Data from: A 3,000 year record of Caribbean reef urchin communities reveals causes and consequences of long-term decline in Diadema antillarum
Cramer, Katie L., Smithsonian Tropical Research Institute
O'Dea, Aaron, Smithsonian Tropical Research Institute
Carpenter, Carolina, University of California, San Diego
Norris, Richard D., University of California, San Diego
Published Mar 31, 2017 on Dryad.
Cite this dataset
Cramer, Katie L.; O'Dea, Aaron; Carpenter, Carolina; Norris, Richard D. (2017). Data from: A 3,000 year record of Caribbean reef urchin communities reveals causes and consequences of long-term decline in Diadema antillarum [Dataset]. Dryad. https://doi.org/10.5061/dryad.rs6h2
Urchins are the last abundant grazers of macroalgae on most Caribbean reefs following the historical overexploitation of herbivorous fishes. The long-spined urchin Diadema antillarum was particularly effective at controlling macroalgae and facilitating coral dominance on Caribbean reefs until its ecological extinction from a catastrophic disease epidemic in the early 1980s.

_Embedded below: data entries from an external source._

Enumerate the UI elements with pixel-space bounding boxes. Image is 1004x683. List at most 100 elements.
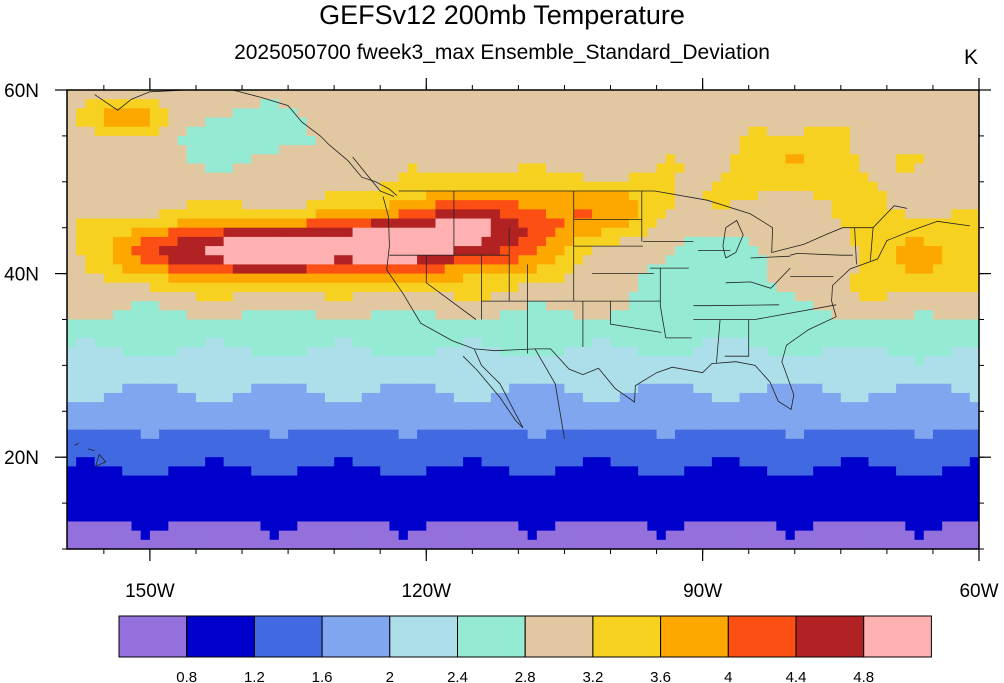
field-cell [113, 282, 123, 293]
field-cell [767, 429, 777, 440]
field-cell [94, 475, 105, 486]
field-cell [730, 356, 741, 366]
field-cell [269, 448, 280, 458]
field-cell [886, 356, 897, 366]
field-cell [398, 328, 409, 339]
field-cell [592, 218, 602, 229]
field-cell [453, 402, 464, 412]
field-cell [288, 475, 298, 486]
field-cell [877, 301, 888, 311]
field-cell [619, 457, 630, 467]
field-cell [914, 108, 925, 119]
field-cell [638, 227, 648, 238]
field-cell [288, 539, 298, 550]
field-cell [426, 246, 437, 256]
field-cell [472, 209, 483, 220]
field-cell [315, 236, 326, 247]
field-cell [647, 264, 658, 275]
field-cell [702, 227, 713, 238]
field-cell [546, 154, 556, 165]
field-cell [67, 337, 77, 348]
field-cell [730, 521, 741, 532]
field-cell [711, 126, 722, 137]
field-cell [675, 429, 685, 440]
field-cell [140, 503, 151, 513]
field-cell [195, 420, 206, 431]
field-cell [214, 503, 225, 513]
field-cell [877, 466, 888, 477]
field-cell [850, 383, 860, 394]
field-cell [260, 402, 271, 412]
field-cell [195, 466, 206, 477]
field-cell [417, 503, 427, 513]
field-cell [564, 530, 575, 541]
field-cell [67, 466, 77, 477]
field-cell [306, 117, 317, 128]
field-cell [94, 328, 105, 339]
field-cell [684, 503, 695, 513]
field-cell [582, 310, 593, 321]
field-cell [315, 420, 326, 431]
field-cell [113, 484, 123, 495]
field-cell [619, 246, 630, 256]
field-cell [951, 301, 962, 311]
field-cell [748, 319, 759, 330]
field-cell [592, 181, 602, 192]
field-cell [555, 145, 566, 155]
field-cell [435, 246, 446, 256]
field-cell [638, 209, 648, 220]
field-cell [721, 319, 731, 330]
field-cell [407, 99, 418, 109]
field-cell [499, 301, 510, 311]
field-cell [159, 172, 169, 183]
field-cell [306, 264, 317, 275]
field-cell [159, 310, 169, 321]
field-cell [739, 392, 750, 403]
field-cell [361, 264, 372, 275]
field-cell [242, 374, 252, 385]
field-cell [315, 126, 326, 137]
field-cell [490, 135, 501, 146]
field-cell [628, 402, 639, 412]
field-cell [573, 90, 584, 100]
field-cell [76, 512, 87, 523]
field-cell [803, 457, 814, 467]
field-cell [610, 475, 621, 486]
field-cell [721, 365, 731, 376]
field-cell [628, 117, 639, 128]
field-cell [813, 99, 823, 109]
field-cell [702, 117, 713, 128]
field-cell [288, 282, 298, 293]
field-cell [435, 448, 446, 458]
field-cell [969, 530, 980, 541]
field-cell [444, 383, 455, 394]
field-cell [675, 90, 685, 100]
field-cell [647, 512, 658, 523]
field-cell [315, 521, 326, 532]
field-cell [380, 484, 391, 495]
field-cell [886, 209, 897, 220]
field-cell [371, 209, 381, 220]
field-cell [361, 521, 372, 532]
field-cell [555, 291, 566, 302]
field-cell [619, 154, 630, 165]
field-cell [122, 374, 133, 385]
field-cell [665, 126, 676, 137]
field-cell [426, 420, 437, 431]
field-cell [527, 282, 538, 293]
field-cell [702, 236, 713, 247]
field-cell [656, 328, 667, 339]
field-cell [573, 273, 584, 284]
field-cell [251, 448, 262, 458]
field-cell [297, 154, 308, 165]
field-cell [813, 255, 823, 266]
field-cell [951, 255, 962, 266]
field-cell [297, 503, 308, 513]
field-cell [232, 457, 243, 467]
field-cell [628, 145, 639, 155]
field-cell [877, 117, 888, 128]
field-cell [324, 347, 335, 357]
field-cell [177, 530, 188, 541]
field-cell [693, 99, 704, 109]
field-cell [352, 291, 363, 302]
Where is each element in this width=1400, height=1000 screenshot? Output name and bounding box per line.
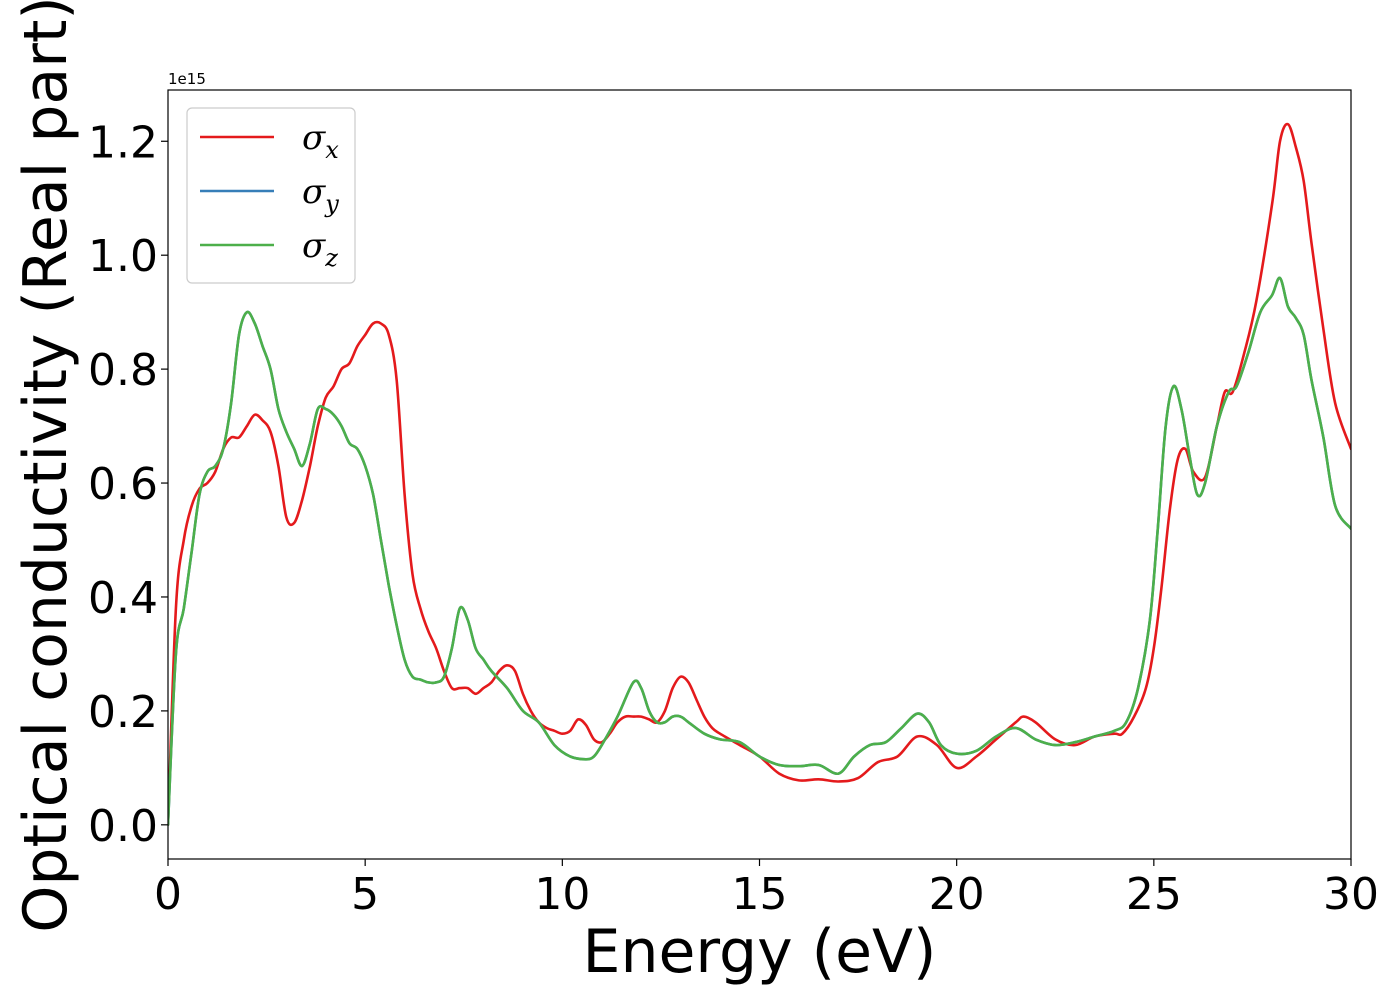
legend-label-x: σx	[302, 118, 339, 164]
legend-label-z: σz	[302, 226, 338, 272]
y-axis-title: Optical conductivity (Real part)	[11, 0, 81, 933]
legend-label-symbol: σ	[302, 226, 326, 266]
legend-frame	[186, 107, 356, 284]
x-axis-title: Energy (eV)	[583, 917, 937, 987]
x-tick-label: 0	[154, 869, 182, 920]
y-axis-ticks: 0.0 0.2 0.4 0.6 0.8 1.0 1.2	[88, 117, 168, 852]
y-tick-label: 0.8	[88, 345, 158, 396]
legend-label-subscript: y	[324, 190, 339, 218]
y-tick-label: 0.2	[88, 687, 158, 738]
y-tick-label: 0.6	[88, 459, 158, 510]
legend-label-y: σy	[302, 172, 339, 218]
series-layer	[168, 122, 1351, 827]
y-axis-offset-label: 1e15	[168, 70, 206, 88]
x-tick-label: 10	[534, 869, 590, 920]
legend-label-subscript: x	[325, 136, 339, 164]
y-tick-label: 0.0	[88, 801, 158, 852]
legend-label-symbol: σ	[302, 118, 326, 158]
x-tick-label: 5	[351, 869, 379, 920]
x-tick-label: 15	[732, 869, 788, 920]
y-tick-label: 0.4	[88, 573, 158, 624]
x-axis-ticks: 0 5 10 15 20 25 30	[154, 859, 1379, 920]
y-tick-label: 1.0	[88, 231, 158, 282]
legend-label-symbol: σ	[302, 172, 326, 212]
legend-label-subscript: z	[324, 244, 338, 272]
series-line-x	[168, 122, 1351, 827]
x-tick-label: 20	[929, 869, 985, 920]
series-line-z	[168, 276, 1351, 827]
x-tick-label: 30	[1323, 869, 1379, 920]
x-tick-label: 25	[1126, 869, 1182, 920]
y-tick-label: 1.2	[88, 117, 158, 168]
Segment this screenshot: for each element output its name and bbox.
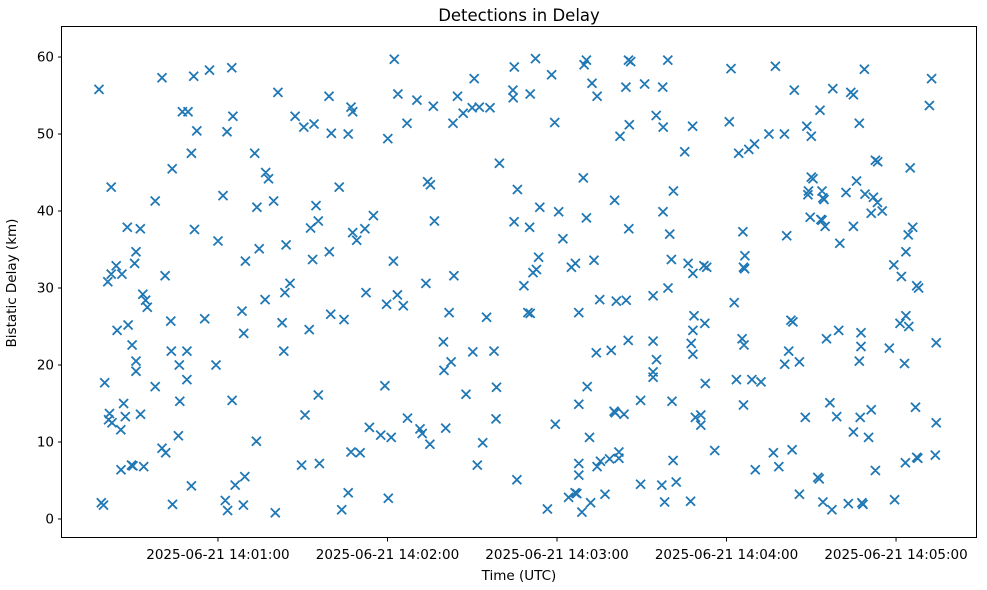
- x-tick-label: 2025-06-21 14:01:00: [146, 547, 289, 563]
- x-axis-ticks: 2025-06-21 14:01:00 2025-06-21 14:02:00 20…: [146, 537, 968, 563]
- scatter-markers: [93, 53, 942, 518]
- plot-border: [61, 26, 977, 538]
- y-tick-label: 60: [37, 50, 54, 66]
- chart-title: Detections in Delay: [438, 6, 600, 25]
- y-tick-label: 10: [37, 434, 54, 450]
- x-tick-label: 2025-06-21 14:04:00: [655, 547, 798, 563]
- x-axis-label: Time (UTC): [481, 568, 557, 584]
- y-tick-label: 20: [37, 357, 54, 373]
- x-tick-label: 2025-06-21 14:03:00: [485, 547, 628, 563]
- plot-border-group: [61, 26, 977, 538]
- y-tick-label: 30: [37, 281, 54, 297]
- y-axis-label: Bistatic Delay (km): [4, 218, 20, 348]
- x-tick-label: 2025-06-21 14:05:00: [824, 547, 967, 563]
- y-tick-label: 0: [45, 511, 54, 527]
- x-tick-label: 2025-06-21 14:02:00: [316, 547, 459, 563]
- y-axis-ticks: 0 10 20 30 40 50 60: [37, 50, 62, 527]
- data-points: [93, 53, 942, 518]
- y-tick-label: 50: [37, 127, 54, 143]
- y-tick-label: 40: [37, 204, 54, 220]
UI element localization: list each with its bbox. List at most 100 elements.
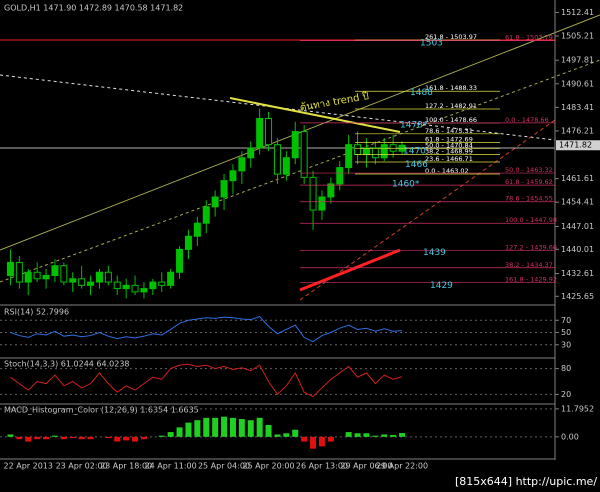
fib-label: 23.6 - 1466.71	[425, 155, 473, 163]
level-label: 1478*	[400, 121, 428, 131]
candle-body	[167, 271, 175, 286]
histogram-bar	[78, 436, 85, 440]
y-tick-label: 1490.61	[561, 79, 594, 88]
x-tick-label: 22 Apr 2013	[4, 462, 53, 471]
panel-title: RSI(14) 52.7996	[4, 308, 69, 317]
trend-line	[299, 248, 401, 292]
histogram-bar	[354, 433, 361, 437]
fib-label: 127.2 - 1439.66	[505, 243, 557, 251]
indicator-line	[10, 315, 403, 343]
histogram-bar	[229, 417, 236, 437]
histogram-bar	[390, 434, 397, 437]
annotation: ต้นทาง trend ปี	[299, 90, 370, 114]
histogram-bar	[132, 436, 139, 442]
level-label: 1466	[405, 160, 428, 170]
fib-label: 100.0 - 1478.66	[425, 116, 477, 124]
candle-body	[15, 261, 23, 283]
y-tick-label: 1476.21	[561, 126, 594, 135]
candle-body	[87, 281, 95, 286]
chart-title: GOLD,H1 1471.90 1472.89 1470.58 1471.82	[4, 4, 183, 13]
x-tick-label: 23 Apr 02:00	[56, 462, 108, 471]
histogram-bar	[283, 433, 290, 437]
trend-line	[0, 59, 600, 283]
fib-label: 61.8 - 1472.69	[425, 135, 473, 143]
histogram-bar	[203, 417, 210, 437]
histogram-bar	[123, 436, 130, 441]
candle-body	[78, 278, 86, 286]
candle-body	[300, 131, 308, 178]
fib-label: 161.8 - 1488.33	[425, 84, 477, 92]
trend-line	[0, 14, 600, 251]
candle-body	[362, 147, 370, 155]
x-tick-label: 25 Apr 04:00	[198, 462, 250, 471]
fib-label: 38.2 - 1468.99	[425, 148, 473, 156]
candle-body	[389, 144, 397, 152]
candle-body	[176, 248, 184, 273]
panel-title: MACD_Histogram_Color (12,26,9) 1.6354 1.…	[4, 406, 199, 415]
candle-body	[354, 144, 362, 155]
candle-body	[291, 131, 299, 159]
fib-label: 78.6 - 1475.31	[425, 127, 473, 135]
fib-label: 50.0 - 1463.32	[505, 166, 553, 174]
level-label: 1488	[410, 88, 433, 98]
candle-body	[149, 281, 157, 290]
histogram-bar	[212, 417, 219, 437]
level-label: 1503	[420, 39, 443, 49]
y-tick-label: 1432.61	[561, 269, 594, 278]
y-tick-label: 1440.01	[561, 245, 594, 254]
histogram-bar	[372, 435, 379, 437]
candle-body	[220, 180, 228, 198]
histogram-bar	[274, 434, 281, 437]
candle-body	[247, 147, 255, 159]
fib-label: 127.2 - 1482.91	[425, 102, 477, 110]
candle-body	[202, 206, 210, 224]
candle-body	[282, 157, 290, 175]
y-tick-label: 50	[561, 328, 571, 337]
candle-body	[131, 284, 139, 293]
candle-body	[33, 271, 41, 280]
histogram-bar	[87, 436, 94, 440]
histogram-bar	[158, 435, 165, 437]
candle-body	[42, 275, 50, 280]
x-tick-label: 23 Apr 18:00	[100, 462, 152, 471]
level-label: 1439	[423, 248, 446, 258]
x-tick-label: 26 Apr 13:00	[296, 462, 348, 471]
candle-body	[211, 196, 219, 208]
y-tick-label: 1447.01	[561, 222, 594, 231]
candle-body	[104, 271, 112, 283]
candle-body	[380, 144, 388, 159]
fib-label: 0.0 - 1463.02	[425, 167, 469, 175]
candle-body	[122, 284, 130, 290]
candle-body	[158, 281, 166, 286]
y-tick-label: 1454.41	[561, 198, 594, 207]
candle-body	[238, 157, 246, 172]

Despite their important role in the structure and functioning of Caribbean reef ecosystems, the natural dynamics of Caribbean reef urchin communities are poorly known due to the paucity of ecological survey data prior to large-scale human disturbances and the Diadema dieoff. To help resolve the baseline abundances and ecological roles of common urchin taxa, we track changes in urchin abundance and composition over the past 3,000 years from analysis of subfossil urchin spines preserved in reef matrix cores collected in Caribbean Panama. Echinometra consistently dominated the subfossil spine assemblage, while Diadema was consistently rare in the subfossil record in this region. Rather than increasing during a period of heightened human exploitation of their fish competitors and predators, Diadema began declining over a millennium ago. Convergent cross mapping (CCM) causality analyses reveal that Diadema abundance is causally related to coral community composition. Diadema is negatively affected by Acropora cervicornis dominance, likely due to the tight association between this coral and the threespot damselfish, an effective Diadema competitor. Conversely, Diadema positively affects the abundance of the coral Madracis mirabilis, possibly via its control of macroalgae. Causal relationships were not detected among abundances of individual urchin taxa, indicating that inter-specific echinoid competition is not a factor limiting Diadema recovery. Our detailed record of prehistorical and historical urchin community dynamics suggests that the failure of Diadema to recover over 30 years after its mass mortality event may be due in part to the prey release of damselfish following the long-term overfishing of piscivorous fishes.
Urchin and coral fossil data from reef cores
Contains absolute abundances of urchin and coral fossil data (by species) within each sample for each of four reef sediment cores. Samples are 5cm slices of each core. For urchin species, corrected abundances can be computed by dividing urchin spine weight by weight of 500um-2mm sediment size fraction. For coral species, relative abundances can be computed by dividing coral skeletal weight by total coral weight.